Photoresponses of single rods. (A) Averaged, normalized flash responses of a mutant rod (thick traces) and a WT rod (thin traces). The maximum response amplitude was 11.4 pA for the mutant rod and 15.9 pA for the WT rod. (B) Averaged single-photon responses of mutant (thick trace) and WT (thin trace) rods.
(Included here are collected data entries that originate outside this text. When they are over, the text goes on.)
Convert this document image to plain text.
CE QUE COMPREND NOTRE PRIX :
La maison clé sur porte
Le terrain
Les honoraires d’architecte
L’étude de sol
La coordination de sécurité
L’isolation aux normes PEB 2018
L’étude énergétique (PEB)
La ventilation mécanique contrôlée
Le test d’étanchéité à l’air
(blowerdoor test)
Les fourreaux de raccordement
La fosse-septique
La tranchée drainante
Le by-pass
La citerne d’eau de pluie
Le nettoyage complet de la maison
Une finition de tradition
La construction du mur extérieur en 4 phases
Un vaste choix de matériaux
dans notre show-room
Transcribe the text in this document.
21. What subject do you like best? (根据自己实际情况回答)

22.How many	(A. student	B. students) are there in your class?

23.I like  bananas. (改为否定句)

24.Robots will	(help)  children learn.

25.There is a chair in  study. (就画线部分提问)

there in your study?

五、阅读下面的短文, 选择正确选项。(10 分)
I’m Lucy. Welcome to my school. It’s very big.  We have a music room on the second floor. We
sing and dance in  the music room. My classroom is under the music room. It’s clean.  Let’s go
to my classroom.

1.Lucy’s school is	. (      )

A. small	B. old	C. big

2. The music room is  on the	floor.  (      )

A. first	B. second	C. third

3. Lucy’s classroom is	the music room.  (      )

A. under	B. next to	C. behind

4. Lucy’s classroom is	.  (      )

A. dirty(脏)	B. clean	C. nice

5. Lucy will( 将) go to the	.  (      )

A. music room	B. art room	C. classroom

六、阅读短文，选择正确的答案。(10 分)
Averaged dim flash responses from mutant and WT rods were scaled to the average ratio of the ensemble variance to mean amplitude for rods of each type and then normalized by 0.65 pA, the mean value obtained for the mutant rods. Flashes generating responses with mean amplitudes <0.2 rmax were considered to be dim. The times to peak were 215 and 130 msec, and the integration times were 545 and 259 msec for the mutant and WT rods, respectively. (C) Stimulus-response relations of cells in A. Results were fit with: r/rmax = 1 - exp(-ki), where i is the flash strength, k is ln(2)/i1/2, and i1/2 is the flash strength producing a half-maximal response. i1/2 values were 28 and 50 photons μm-2 for the mutant and WT rods, respectively.